For farming in Harford County to survive, the county must help its 650 or so farms better connect with the local marketplace, help farmers deal with new regulations, and better educate residents about the importance of farming.
Those are the major conclusions in a new plan to assist Harford farmers into the next century, said William D. Amoss, the county's agricultural planner.
The plan -- the work of Mr. Amoss, an eight-member Agricultural Task Force and more than 100 county farmers -- makes a number of suggestions for the county.

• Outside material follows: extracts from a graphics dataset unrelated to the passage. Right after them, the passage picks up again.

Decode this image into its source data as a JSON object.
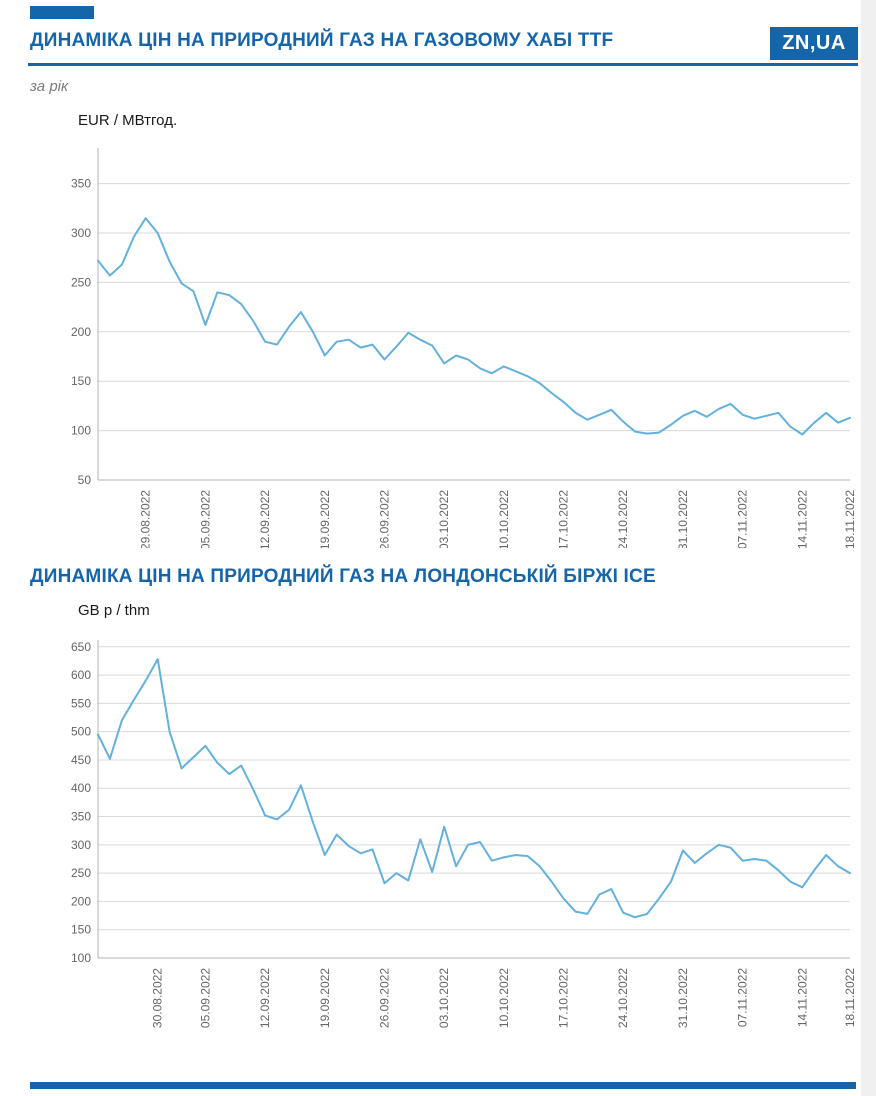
{
  "brand": {
    "logo_text": "ZN,UA",
    "accent_color": "#1565ab",
    "grid_color": "#d9d9d9",
    "axis_color": "#b3b3b3",
    "tick_text_color": "#666666"
  },
  "header": {
    "title": "ДИНАМІКА ЦІН НА ПРИРОДНИЙ ГАЗ НА ГАЗОВОМУ ХАБІ TTF",
    "subtitle": "за рік"
  },
  "section2": {
    "title": "ДИНАМІКА ЦІН НА ПРИРОДНИЙ ГАЗ НА ЛОНДОНСЬКІЙ БІРЖІ ICE"
  },
  "chart_data": [
    {
      "type": "line",
      "title": "ДИНАМІКА ЦІН НА ПРИРОДНИЙ ГАЗ НА ГАЗОВОМУ ХАБІ TTF",
      "subtitle": "за рік",
      "ylabel": "EUR / МВтгод.",
      "xlabel": "",
      "ylim": [
        50,
        386
      ],
      "yticks": [
        50,
        100,
        150,
        200,
        250,
        300,
        350
      ],
      "grid": true,
      "legend": "none",
      "line_color": "#63b1dc",
      "x_tick_labels": [
        "29.08.2022",
        "05.09.2022",
        "12.09.2022",
        "19.09.2022",
        "26.09.2022",
        "03.10.2022",
        "10.10.2022",
        "17.10.2022",
        "24.10.2022",
        "31.10.2022",
        "07.11.2022",
        "14.11.2022",
        "18.11.2022"
      ],
      "x_tick_indices": [
        4,
        9,
        14,
        19,
        24,
        29,
        34,
        39,
        44,
        49,
        54,
        59,
        63
      ],
      "values": [
        272,
        257,
        268,
        296,
        315,
        300,
        271,
        249,
        241,
        207,
        240,
        237,
        228,
        211,
        190,
        187,
        205,
        220,
        200,
        176,
        190,
        192,
        184,
        187,
        172,
        185,
        199,
        192,
        186,
        168,
        176,
        172,
        163,
        158,
        165,
        160,
        155,
        148,
        138,
        129,
        118,
        111,
        116,
        121,
        109,
        99,
        97,
        98,
        106,
        115,
        120,
        114,
        122,
        127,
        116,
        112,
        115,
        118,
        104,
        96,
        108,
        118,
        108,
        113
      ]
    },
    {
      "type": "line",
      "title": "ДИНАМІКА ЦІН НА ПРИРОДНИЙ ГАЗ НА ЛОНДОНСЬКІЙ БІРЖІ ICE",
      "ylabel": "GB p / thm",
      "xlabel": "",
      "ylim": [
        100,
        662
      ],
      "yticks": [
        100,
        150,
        200,
        250,
        300,
        350,
        400,
        450,
        500,
        550,
        600,
        650
      ],
      "grid": true,
      "legend": "none",
      "line_color": "#63b1dc",
      "x_tick_labels": [
        "30.08.2022",
        "05.09.2022",
        "12.09.2022",
        "19.09.2022",
        "26.09.2022",
        "03.10.2022",
        "10.10.2022",
        "17.10.2022",
        "24.10.2022",
        "31.10.2022",
        "07.11.2022",
        "14.11.2022",
        "18.11.2022"
      ],
      "x_tick_indices": [
        5,
        9,
        14,
        19,
        24,
        29,
        34,
        39,
        44,
        49,
        54,
        59,
        63
      ],
      "values": [
        495,
        452,
        520,
        556,
        590,
        628,
        500,
        435,
        455,
        475,
        445,
        425,
        440,
        398,
        352,
        345,
        362,
        405,
        340,
        282,
        318,
        298,
        285,
        292,
        232,
        250,
        237,
        310,
        252,
        332,
        262,
        300,
        305,
        272,
        278,
        282,
        280,
        262,
        235,
        205,
        182,
        178,
        212,
        222,
        180,
        172,
        178,
        205,
        235,
        290,
        268,
        285,
        300,
        295,
        272,
        275,
        272,
        255,
        235,
        225,
        255,
        282,
        262,
        250
      ]
    }
  ]
}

One of the biggest is to aid Harford farmers in better connecting with the local marketplace. That means fruit and vegetable producers holding more farmers markets, and more farmers getting their produce into local stores rather than selling it to a wholesaler, he said.
Mr. Amoss already is working on one suggestion -- to publish a directory that will tell potential customers how and where to buy fresh fruits, vegetables and other farm products.
In addition, the plan calls for Harford to help set up a federally-inspected slaughterhouse to allow farmers to sell fresh cuts of meat directly to consumers.
If more beef, pork and other meats could be raised and sold locally, consumers would benefit from cheaper, fresher meat, and more jobs would be created, Mr. Amoss said.
Another suggestion is to publish a booklet of local, state and federal regulations as a guide to help farmers to continue to operate or expand while complying with new laws.
Many suggestions came from farmers, said Mr. Amoss, who raises beef cattle in Fallston. Farmers thought it important to educate the public about farming. To do that, they want changes in the county education curriculum.